La Cour de cassation a précisé que ce droit est réciproque : il appartient à la fois à l’enfant et aux grands-parents. Les sentiments exprimés par l’enfant ne constituent pas à eux seuls un motif suffisant de refus si l’intérêt de l’enfant est préservé par les contacts.

Ce que les grands-parents peuvent demander

Le juge peut ordonner différentes formes de contact :

  • Droit de visite et d’hébergement : un week-end par mois, pendant les vacances
  • Simple droit de visite : un dimanche par mois en journée
  • Droit de correspondance : contact téléphonique, visioconférence, courrier régulier

Le juge peut aussi autoriser un droit de visite en espace de rencontre neutre si la situation familiale l’exige, ou limiter à un seul des grands-parents si le comportement de l’autre est problématique.

La procédure en cas de refus

Étape 1 : la médiation familiale. Recommandée en premier recours. Un médiateur tente de trouver un accord moins conflictuel et moins coûteux que le tribunal.

Étape 2 : la saisine du JAF. Si aucun accord n’est trouvé, les grands-parents déposent une requête au tribunal judiciaire du lieu de résidence de l’enfant. L’assistance d’un avocat est recommandée mais pas obligatoire pour les requêtes simples.

Les obligations qui découlent d’une décision

Une fois fixé par accord homologué ou décision judiciaire, le droit de visite est contraignant pour les parents. Un parent qui s’y oppose peut faire l’objet d’une plainte pour non-représentation, un délit pénal (article 227-5 du Code pénal). Les grands-parents peuvent demander l’exécution forcée de la décision.

A l’inverse, les grands-parents n’ont aucune obligation légale d’exercer ce droit.
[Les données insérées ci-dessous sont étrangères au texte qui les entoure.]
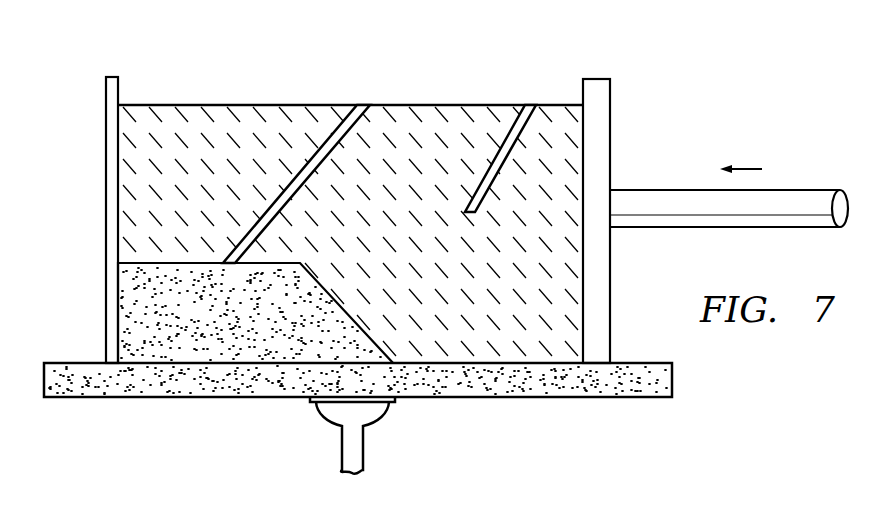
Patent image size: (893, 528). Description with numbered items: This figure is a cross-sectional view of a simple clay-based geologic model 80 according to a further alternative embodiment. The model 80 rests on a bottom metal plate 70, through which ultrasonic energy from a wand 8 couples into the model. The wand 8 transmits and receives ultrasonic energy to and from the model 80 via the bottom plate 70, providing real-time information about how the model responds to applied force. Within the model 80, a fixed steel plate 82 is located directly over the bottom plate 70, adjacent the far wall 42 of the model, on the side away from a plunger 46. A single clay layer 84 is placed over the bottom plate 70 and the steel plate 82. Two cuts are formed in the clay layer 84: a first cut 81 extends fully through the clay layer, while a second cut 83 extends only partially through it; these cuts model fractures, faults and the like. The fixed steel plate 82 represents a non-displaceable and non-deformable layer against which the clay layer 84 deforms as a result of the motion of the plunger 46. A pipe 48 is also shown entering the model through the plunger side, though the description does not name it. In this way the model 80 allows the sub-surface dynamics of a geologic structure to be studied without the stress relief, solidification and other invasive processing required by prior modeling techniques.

The wand 8 is at (357, 443).
The far wall 42 is at (105, 93).
The plunger 46 is at (612, 93).
The inlet pipe 48 is at (801, 190).
The bottom metal plate 70 is at (674, 380).
The clay-based model 80 is at (231, 68).
The cut 81 is at (313, 171).
The fixed steel plate 82 is at (241, 325).
The cut 83 is at (498, 168).
The clay layer 84 is at (443, 104).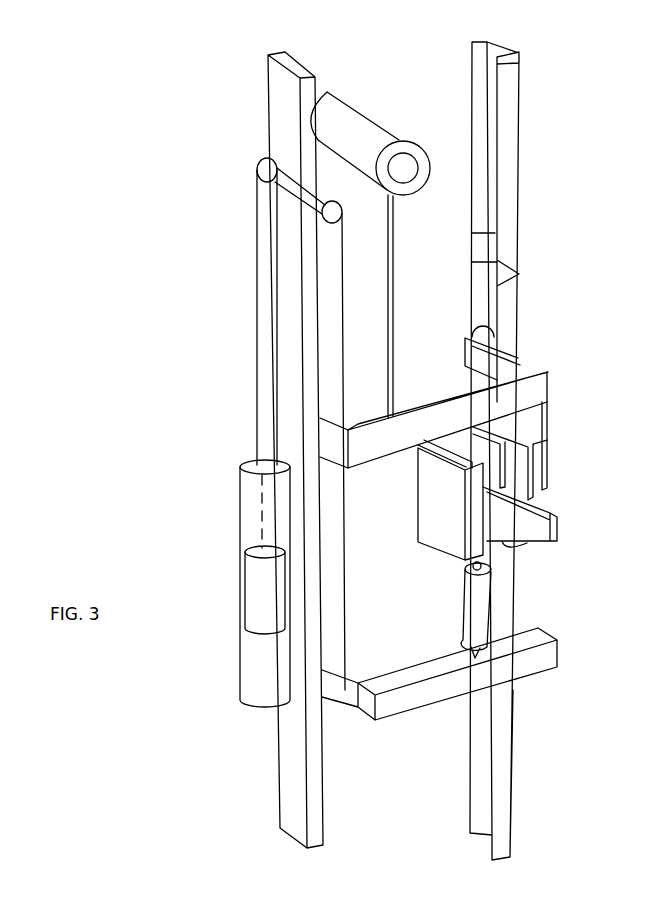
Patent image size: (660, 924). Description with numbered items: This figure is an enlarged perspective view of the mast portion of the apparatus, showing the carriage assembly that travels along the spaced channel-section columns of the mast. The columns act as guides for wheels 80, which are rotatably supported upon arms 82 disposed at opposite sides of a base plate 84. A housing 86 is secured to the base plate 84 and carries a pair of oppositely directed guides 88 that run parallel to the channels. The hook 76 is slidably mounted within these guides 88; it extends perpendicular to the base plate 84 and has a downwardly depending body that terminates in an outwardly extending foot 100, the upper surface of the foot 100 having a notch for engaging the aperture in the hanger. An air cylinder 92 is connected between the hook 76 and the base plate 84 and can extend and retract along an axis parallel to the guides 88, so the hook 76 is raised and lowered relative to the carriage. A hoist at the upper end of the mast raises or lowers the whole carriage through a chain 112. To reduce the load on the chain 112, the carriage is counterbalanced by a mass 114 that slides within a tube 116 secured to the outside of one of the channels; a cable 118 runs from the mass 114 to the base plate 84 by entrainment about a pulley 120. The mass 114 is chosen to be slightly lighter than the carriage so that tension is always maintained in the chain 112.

S’ils ne souhaitent pas maintenir de relation, aucune procédure ne peut les y contraindre.

Le cas d’un enfant placé

Si l’enfant est confié à l’aide sociale à l’enfance ou à une famille d’accueil, c’est le juge des enfants (et non le JAF) qui fixe les droits de visite. Les grands-parents doivent s’adresser à ce tribunal spécifique.

FAQ sur le droit de visite des grands-parents

Les grands-parents conservent-ils ce droit si leurs enfants sont décédés ?

Oui. Le droit de visite des ascendants n’est pas conditionné à la vie de leurs propres enfants. Des grands-parents dont le fils ou la fille est décédé conservent ce droit vis-à-vis de leurs petits-enfants.

Un accord amiable a-t-il une valeur juridique ?

Un accord verbal n’a aucune force contraignante. Pour être opposable en cas de conflit ultérieur, il doit être homologué par le JAF. Sans homologation, si les parents changent d’avis, la procédure recommence depuis le début.

Les grands-parents peuvent-ils recevoir l’enfant sans que les parents soient présents ?

Oui. Si le droit d’hébergement a été accordé, les grands-parents peuvent accueillir l’enfant chez eux sans les parents. C’est l’objet même du droit d’hébergement.

Y a-t-il un âge minimum pour que l’enfant soit entendu par le juge ?

Non. La loi ne fixe pas d’âge minimum. Le juge peut entendre tout enfant « capable de discernement ». En pratique, les enfants sont souvent entendus à partir de 7-8 ans, selon leur maturité.